Key figures Cristian Romero, Dejan Kulusevski and goalkeeper Guglielmo Vicario are all out, stripping De Zerbi of experience and quality in the spine of his side. The hope, faint but tantalising, is that James Maddison could finally make his first appearance of the season from the bench. Even that comes with a warning: the manager has already stressed that Maddison lacks match rhythm after such a long layoff.

Leeds have their own headache. In-form forward Noah Okafor misses out with a calf injury, a blow to their attacking fluidity. The likely response is a reshuffle alongside Dominic Calvert-Lewin, with Lukas Nmecha or Brenden Aaronson expected to step in and shoulder the creative burden.

Likely line-ups and tactical fault lines

Tottenham are expected to line up with Kinsky in goal behind a back four of Pedro Porro, Kevin Danso, Micky van de Ven and Destiny Udogie. In midfield, Rodrigo Bentancur and João Palhinha provide the platform, while the attacking band of Randal Kolo Muani, Conor Gallagher and Mathys Tel support Richarlison up front.

It’s a side built for intensity. Porro and Udogie will be urged to surge forward, Gallagher will press from the front, and Kolo Muani and Tel will be asked to turn turnovers into chaos. The risk, as always with De Zerbi’s approach, lies in the space left behind if the press is broken.

Leeds are set to stick with their trusted 3-5-2: Karl Darlow in goal; Jaka Bijol, Pascal Struijk and Joe Rodon forming the back three; Jayden Bogle and James Justin patrolling the flanks. In the middle, Anton Stach, Ao Tanaka and Ethan Ampadu offer a mix of bite and composure, with Nmecha (or Aaronson) joining Calvert-Lewin up top.

That shape gives Leeds numbers in central areas, the perfect antidote to Spurs’ high press. If they can play through the first wave, those wing-backs will find space, and Calvert-Lewin will relish crosses against a patched-up defence.

A night that could reshape seasons

Strip away the broadcast details — 3:00 p.m. ET, 12:00 p.m. PT, USA Network and Universo carrying the pictures, streaming options lined up — and this becomes what the Premier League does best: a night of jeopardy.

For Tottenham, this is not a glamour tie.

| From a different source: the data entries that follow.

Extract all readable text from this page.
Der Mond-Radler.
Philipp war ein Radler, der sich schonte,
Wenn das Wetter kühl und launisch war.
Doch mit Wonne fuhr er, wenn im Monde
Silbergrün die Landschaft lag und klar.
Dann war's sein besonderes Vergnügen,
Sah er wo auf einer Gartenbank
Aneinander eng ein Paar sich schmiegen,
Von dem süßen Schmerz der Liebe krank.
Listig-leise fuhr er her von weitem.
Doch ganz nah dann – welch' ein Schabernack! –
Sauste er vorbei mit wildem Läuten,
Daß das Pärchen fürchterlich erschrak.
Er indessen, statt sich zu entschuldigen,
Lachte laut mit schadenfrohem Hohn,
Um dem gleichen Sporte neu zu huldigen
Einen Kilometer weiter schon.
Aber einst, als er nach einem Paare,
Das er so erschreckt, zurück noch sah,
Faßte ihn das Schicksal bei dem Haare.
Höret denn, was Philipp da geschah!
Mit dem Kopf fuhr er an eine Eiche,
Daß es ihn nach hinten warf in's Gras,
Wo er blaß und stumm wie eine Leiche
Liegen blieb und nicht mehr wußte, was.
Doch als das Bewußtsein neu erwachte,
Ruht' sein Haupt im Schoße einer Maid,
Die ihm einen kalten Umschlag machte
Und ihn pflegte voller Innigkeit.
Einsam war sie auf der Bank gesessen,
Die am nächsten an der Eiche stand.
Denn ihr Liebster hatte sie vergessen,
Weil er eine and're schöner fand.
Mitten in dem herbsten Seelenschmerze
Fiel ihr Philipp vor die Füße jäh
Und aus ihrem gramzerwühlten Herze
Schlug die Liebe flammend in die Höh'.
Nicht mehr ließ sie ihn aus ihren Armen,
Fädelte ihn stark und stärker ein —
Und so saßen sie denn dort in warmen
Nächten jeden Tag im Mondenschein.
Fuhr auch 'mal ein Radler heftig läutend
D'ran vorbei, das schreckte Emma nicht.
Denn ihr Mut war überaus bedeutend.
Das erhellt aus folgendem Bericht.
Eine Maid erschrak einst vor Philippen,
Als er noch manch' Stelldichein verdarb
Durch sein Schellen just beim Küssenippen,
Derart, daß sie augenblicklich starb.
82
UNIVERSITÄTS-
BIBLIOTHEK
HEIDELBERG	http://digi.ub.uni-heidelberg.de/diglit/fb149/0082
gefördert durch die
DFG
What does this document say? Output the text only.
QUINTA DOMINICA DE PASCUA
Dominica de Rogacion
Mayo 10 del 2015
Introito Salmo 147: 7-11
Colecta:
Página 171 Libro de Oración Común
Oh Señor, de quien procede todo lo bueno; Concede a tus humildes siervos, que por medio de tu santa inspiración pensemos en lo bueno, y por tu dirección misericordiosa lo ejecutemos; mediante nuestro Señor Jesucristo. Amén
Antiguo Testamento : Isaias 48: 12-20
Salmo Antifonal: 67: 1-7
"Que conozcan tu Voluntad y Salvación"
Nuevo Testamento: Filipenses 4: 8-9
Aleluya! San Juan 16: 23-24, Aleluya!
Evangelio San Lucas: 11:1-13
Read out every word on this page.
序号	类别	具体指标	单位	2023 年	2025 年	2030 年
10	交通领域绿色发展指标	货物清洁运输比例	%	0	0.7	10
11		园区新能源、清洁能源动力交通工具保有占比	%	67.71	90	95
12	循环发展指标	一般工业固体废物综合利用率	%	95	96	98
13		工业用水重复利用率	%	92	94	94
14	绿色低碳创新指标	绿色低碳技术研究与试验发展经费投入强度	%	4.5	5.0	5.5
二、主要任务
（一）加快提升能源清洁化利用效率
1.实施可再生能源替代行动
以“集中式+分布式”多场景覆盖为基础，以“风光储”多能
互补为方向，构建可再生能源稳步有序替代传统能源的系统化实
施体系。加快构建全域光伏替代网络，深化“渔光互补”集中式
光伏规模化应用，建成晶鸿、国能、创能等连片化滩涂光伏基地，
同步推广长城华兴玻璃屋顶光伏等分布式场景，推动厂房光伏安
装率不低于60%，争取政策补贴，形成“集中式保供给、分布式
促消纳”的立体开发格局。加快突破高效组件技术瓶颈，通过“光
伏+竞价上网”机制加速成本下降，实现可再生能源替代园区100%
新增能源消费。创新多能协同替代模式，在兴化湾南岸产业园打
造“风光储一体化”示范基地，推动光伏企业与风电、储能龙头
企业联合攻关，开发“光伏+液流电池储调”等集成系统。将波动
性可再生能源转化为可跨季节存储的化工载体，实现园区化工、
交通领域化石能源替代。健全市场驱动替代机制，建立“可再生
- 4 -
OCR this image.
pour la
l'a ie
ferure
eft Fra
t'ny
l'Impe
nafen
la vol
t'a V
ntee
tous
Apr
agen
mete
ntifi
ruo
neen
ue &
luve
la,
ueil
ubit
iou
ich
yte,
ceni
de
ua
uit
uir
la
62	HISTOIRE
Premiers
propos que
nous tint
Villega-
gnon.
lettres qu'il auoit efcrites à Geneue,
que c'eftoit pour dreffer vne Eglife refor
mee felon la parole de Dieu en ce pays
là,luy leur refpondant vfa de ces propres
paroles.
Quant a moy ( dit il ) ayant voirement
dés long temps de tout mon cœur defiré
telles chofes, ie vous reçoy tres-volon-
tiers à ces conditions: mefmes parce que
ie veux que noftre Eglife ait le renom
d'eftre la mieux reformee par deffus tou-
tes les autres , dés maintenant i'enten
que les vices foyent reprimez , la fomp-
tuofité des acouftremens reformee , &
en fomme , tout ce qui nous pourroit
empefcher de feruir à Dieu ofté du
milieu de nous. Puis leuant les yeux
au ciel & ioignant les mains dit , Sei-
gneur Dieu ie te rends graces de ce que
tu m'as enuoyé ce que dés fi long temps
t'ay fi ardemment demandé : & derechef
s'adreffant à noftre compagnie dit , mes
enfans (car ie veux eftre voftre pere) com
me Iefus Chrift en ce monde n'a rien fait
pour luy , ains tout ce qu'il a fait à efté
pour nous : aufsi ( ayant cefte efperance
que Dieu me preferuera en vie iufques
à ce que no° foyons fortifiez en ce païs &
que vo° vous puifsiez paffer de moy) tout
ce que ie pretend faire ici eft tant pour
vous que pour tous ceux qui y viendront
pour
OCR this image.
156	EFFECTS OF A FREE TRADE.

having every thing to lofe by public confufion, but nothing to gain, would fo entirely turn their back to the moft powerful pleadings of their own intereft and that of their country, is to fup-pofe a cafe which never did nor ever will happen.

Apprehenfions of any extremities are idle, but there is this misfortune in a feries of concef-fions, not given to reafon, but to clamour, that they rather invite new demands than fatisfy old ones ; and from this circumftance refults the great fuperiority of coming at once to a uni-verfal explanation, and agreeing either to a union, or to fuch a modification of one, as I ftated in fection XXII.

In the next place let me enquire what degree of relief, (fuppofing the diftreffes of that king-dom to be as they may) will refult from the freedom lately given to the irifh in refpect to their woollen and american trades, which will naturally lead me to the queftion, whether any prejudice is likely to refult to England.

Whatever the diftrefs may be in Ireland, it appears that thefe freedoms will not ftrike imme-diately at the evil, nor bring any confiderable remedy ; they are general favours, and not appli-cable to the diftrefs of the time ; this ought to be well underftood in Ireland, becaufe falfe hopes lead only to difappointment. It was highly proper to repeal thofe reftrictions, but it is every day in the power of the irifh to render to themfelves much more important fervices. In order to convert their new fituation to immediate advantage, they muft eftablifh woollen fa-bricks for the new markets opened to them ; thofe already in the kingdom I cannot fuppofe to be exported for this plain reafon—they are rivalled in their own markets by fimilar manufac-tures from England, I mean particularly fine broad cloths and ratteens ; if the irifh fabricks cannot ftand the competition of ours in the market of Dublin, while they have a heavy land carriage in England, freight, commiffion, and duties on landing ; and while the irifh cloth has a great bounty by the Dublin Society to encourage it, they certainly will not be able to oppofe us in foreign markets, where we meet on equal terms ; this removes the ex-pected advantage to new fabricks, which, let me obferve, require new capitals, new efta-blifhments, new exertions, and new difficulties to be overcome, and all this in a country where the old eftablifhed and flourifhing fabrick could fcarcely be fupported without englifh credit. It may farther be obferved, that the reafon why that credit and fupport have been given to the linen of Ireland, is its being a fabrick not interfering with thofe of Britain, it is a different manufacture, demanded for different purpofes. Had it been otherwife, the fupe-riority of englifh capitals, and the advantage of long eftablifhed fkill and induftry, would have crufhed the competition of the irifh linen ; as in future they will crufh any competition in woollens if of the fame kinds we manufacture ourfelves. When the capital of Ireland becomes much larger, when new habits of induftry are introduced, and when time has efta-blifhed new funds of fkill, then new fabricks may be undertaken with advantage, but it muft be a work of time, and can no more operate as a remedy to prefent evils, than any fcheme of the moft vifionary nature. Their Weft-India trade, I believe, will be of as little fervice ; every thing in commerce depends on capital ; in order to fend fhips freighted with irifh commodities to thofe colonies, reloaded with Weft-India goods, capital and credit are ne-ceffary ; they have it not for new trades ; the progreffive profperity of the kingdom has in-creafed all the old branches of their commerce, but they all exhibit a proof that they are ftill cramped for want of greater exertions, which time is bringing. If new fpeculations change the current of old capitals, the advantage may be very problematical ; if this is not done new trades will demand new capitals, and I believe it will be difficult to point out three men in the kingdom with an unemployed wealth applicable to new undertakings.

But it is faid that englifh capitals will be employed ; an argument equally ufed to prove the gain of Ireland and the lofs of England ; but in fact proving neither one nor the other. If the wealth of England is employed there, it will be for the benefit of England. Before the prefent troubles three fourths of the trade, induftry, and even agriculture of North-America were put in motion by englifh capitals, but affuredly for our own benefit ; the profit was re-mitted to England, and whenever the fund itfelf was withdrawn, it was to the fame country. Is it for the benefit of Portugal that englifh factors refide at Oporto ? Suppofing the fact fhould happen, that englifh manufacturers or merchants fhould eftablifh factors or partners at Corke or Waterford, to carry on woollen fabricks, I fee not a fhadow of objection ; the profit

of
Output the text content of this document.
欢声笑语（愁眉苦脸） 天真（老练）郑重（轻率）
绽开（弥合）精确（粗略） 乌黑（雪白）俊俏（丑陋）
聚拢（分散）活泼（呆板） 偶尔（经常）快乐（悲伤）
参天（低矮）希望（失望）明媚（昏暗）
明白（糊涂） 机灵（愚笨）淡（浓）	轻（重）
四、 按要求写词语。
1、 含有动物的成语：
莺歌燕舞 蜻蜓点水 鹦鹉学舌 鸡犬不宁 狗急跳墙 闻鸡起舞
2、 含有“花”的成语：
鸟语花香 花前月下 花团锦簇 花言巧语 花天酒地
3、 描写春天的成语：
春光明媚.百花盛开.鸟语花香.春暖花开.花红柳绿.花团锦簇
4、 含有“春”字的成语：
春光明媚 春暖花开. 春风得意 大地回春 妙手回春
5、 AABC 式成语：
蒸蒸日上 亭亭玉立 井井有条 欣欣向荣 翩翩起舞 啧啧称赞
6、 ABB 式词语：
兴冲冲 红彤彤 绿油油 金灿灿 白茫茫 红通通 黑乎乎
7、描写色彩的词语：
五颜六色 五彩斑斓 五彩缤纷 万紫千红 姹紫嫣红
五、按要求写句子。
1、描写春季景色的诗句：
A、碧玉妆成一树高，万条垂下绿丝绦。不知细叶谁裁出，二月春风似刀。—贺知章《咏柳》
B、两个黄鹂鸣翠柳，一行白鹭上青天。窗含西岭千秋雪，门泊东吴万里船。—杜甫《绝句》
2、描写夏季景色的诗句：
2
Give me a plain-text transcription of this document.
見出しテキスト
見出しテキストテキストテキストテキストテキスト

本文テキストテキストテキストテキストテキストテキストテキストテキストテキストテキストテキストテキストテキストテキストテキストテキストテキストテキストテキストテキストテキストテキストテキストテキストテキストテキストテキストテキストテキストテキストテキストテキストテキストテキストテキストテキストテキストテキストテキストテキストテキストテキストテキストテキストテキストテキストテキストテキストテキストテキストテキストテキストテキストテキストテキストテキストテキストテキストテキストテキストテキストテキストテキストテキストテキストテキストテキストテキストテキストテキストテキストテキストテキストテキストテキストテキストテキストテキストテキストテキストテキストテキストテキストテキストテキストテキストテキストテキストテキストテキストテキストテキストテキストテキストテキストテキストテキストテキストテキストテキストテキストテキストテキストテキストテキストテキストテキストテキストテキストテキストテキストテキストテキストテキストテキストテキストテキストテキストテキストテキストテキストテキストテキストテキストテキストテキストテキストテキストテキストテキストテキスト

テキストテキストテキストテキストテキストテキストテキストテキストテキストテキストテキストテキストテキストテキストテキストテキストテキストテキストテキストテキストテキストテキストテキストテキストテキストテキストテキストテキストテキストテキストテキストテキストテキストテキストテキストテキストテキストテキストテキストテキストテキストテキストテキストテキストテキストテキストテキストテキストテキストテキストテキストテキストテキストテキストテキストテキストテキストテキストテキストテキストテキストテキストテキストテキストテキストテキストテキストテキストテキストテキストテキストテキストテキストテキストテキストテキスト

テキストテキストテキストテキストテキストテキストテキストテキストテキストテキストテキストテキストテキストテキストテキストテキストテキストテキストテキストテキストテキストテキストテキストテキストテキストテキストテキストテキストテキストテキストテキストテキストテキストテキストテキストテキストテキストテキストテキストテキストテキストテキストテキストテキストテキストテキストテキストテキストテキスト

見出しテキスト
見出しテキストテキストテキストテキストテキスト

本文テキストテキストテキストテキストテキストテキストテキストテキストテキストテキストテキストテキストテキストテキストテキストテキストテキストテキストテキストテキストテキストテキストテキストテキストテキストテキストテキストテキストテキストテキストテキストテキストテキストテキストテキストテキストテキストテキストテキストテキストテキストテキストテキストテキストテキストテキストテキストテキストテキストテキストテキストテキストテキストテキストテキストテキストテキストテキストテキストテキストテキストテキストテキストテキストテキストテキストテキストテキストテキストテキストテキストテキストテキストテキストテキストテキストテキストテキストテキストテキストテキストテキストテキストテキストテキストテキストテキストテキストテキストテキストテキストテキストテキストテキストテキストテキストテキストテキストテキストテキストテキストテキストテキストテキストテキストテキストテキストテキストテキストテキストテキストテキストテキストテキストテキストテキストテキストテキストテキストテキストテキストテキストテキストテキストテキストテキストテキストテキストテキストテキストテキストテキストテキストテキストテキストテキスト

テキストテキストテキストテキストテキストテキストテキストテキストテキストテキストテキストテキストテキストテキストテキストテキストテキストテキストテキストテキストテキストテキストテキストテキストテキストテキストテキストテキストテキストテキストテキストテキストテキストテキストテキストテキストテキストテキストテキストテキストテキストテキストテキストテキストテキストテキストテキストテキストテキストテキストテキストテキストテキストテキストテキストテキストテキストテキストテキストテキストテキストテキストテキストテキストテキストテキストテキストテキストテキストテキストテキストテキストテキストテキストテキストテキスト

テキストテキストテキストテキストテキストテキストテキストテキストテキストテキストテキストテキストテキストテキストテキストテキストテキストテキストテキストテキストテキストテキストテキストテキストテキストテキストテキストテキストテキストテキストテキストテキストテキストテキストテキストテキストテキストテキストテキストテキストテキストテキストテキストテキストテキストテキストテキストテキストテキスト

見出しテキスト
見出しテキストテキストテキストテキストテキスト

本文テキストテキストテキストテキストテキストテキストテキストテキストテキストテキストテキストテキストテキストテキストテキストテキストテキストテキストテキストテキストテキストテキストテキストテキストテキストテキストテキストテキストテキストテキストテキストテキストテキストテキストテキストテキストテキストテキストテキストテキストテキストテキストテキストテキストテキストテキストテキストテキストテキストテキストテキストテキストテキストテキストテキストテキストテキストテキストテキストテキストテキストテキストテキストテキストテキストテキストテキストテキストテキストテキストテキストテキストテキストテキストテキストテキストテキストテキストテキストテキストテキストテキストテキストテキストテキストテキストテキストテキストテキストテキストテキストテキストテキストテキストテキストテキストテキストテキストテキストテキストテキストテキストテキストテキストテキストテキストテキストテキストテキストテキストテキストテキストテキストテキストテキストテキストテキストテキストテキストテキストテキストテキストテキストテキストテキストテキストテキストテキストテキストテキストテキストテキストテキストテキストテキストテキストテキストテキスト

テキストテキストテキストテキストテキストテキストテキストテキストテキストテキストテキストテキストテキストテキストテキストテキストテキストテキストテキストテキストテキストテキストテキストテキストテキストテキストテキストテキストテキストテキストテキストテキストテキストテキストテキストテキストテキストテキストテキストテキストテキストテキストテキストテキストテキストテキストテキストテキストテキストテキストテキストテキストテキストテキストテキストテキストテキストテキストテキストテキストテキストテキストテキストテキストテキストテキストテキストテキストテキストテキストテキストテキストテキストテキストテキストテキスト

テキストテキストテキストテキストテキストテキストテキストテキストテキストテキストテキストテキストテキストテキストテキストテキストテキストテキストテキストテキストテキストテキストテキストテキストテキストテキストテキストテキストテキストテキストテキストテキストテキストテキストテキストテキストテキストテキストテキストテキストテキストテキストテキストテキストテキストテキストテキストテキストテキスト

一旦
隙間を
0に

It is not about style points or long-term projects. It is about staying in the division. About ensuring that this stadium hosts top-flight football again next season. About avoiding a summer of soul-searching that would shake the club from boardroom to dressing room.

For Leeds, the stakes are subtler but still sharp. This is a chance to underline their progress under Farke, to show that their rise from early-season turbulence to mid-table assurance is no fluke, and to play the role every mid-table side secretly enjoys at this stage: the spoiler.

One club fights for survival. The other fights for a statement. By the final whistle in North London, we will know which story carries more weight.